As a consequence of the collapse of world crude oil prices, the government of Saudi Arabia can no longer fund the guest worker program as easily as it could a few years ago. The guest worker program, thus, has become a financial strain on the country’s economy–particularly with respect to the use of foreign currency reserves. A cessation of the guest worker program, however, would also involve problems for the country. The presence within the country of massive numbers of foreign workers (in relation to the size of the number of Saudi citizens in the country’s population) also poses problems of a social and political character for the country. Among the more significant of the problems associated with a cessation of the guest worker program are the following:
1. A shortage (at least temporarily) of qualified workers in some industries and on some development projects.
2. A shortage (at least temporarily) of unskilled or low-skilled labor, and a shortage of household labor.

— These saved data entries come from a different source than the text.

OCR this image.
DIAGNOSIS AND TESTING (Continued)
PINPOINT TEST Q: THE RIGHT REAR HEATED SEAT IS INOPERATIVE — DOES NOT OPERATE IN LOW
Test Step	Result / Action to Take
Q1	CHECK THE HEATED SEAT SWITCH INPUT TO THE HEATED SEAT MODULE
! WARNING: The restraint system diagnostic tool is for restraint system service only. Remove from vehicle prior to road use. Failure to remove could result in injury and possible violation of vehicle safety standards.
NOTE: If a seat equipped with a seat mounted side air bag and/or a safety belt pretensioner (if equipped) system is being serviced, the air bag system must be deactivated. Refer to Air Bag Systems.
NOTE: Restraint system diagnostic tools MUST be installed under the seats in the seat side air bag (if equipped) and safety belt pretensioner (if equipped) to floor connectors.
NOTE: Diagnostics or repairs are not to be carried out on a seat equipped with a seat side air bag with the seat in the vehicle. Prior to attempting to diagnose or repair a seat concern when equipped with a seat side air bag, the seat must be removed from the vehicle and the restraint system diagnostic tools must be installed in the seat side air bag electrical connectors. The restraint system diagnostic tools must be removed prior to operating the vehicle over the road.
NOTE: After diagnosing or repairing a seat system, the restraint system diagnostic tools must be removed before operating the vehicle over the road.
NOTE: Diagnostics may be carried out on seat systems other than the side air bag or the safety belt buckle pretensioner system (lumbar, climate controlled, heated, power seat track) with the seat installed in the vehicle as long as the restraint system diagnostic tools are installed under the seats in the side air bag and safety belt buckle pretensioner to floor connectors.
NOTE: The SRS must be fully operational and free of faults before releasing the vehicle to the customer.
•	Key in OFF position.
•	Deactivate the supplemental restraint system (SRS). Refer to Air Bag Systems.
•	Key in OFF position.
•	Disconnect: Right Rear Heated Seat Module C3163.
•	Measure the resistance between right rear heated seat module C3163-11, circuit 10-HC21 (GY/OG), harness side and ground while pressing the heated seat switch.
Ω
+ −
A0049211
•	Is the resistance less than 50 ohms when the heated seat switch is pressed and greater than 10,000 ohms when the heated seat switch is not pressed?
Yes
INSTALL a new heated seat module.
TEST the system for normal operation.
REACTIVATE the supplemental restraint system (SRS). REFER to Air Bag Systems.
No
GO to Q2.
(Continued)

A POTENTIAL POLICY SOLUTION
A potential policy solution to the guest worker problem is the development of a program which would train Saudi citizens to perform the tasks now performed by foreign workers in Saudi society. In addition to the costs, development, and other problems associated with such a program, the Saudi government must also consider the political and social costs of such a program. Following the years of affluence, few Saudi citizens will likely be agreeable to either training for or performing unskilled, low-skilled, or domestic jobs. Were the Saudi government to attempt to compel Saudi citizens to train for and perform such tasks, it could result in political and social unrest in the country.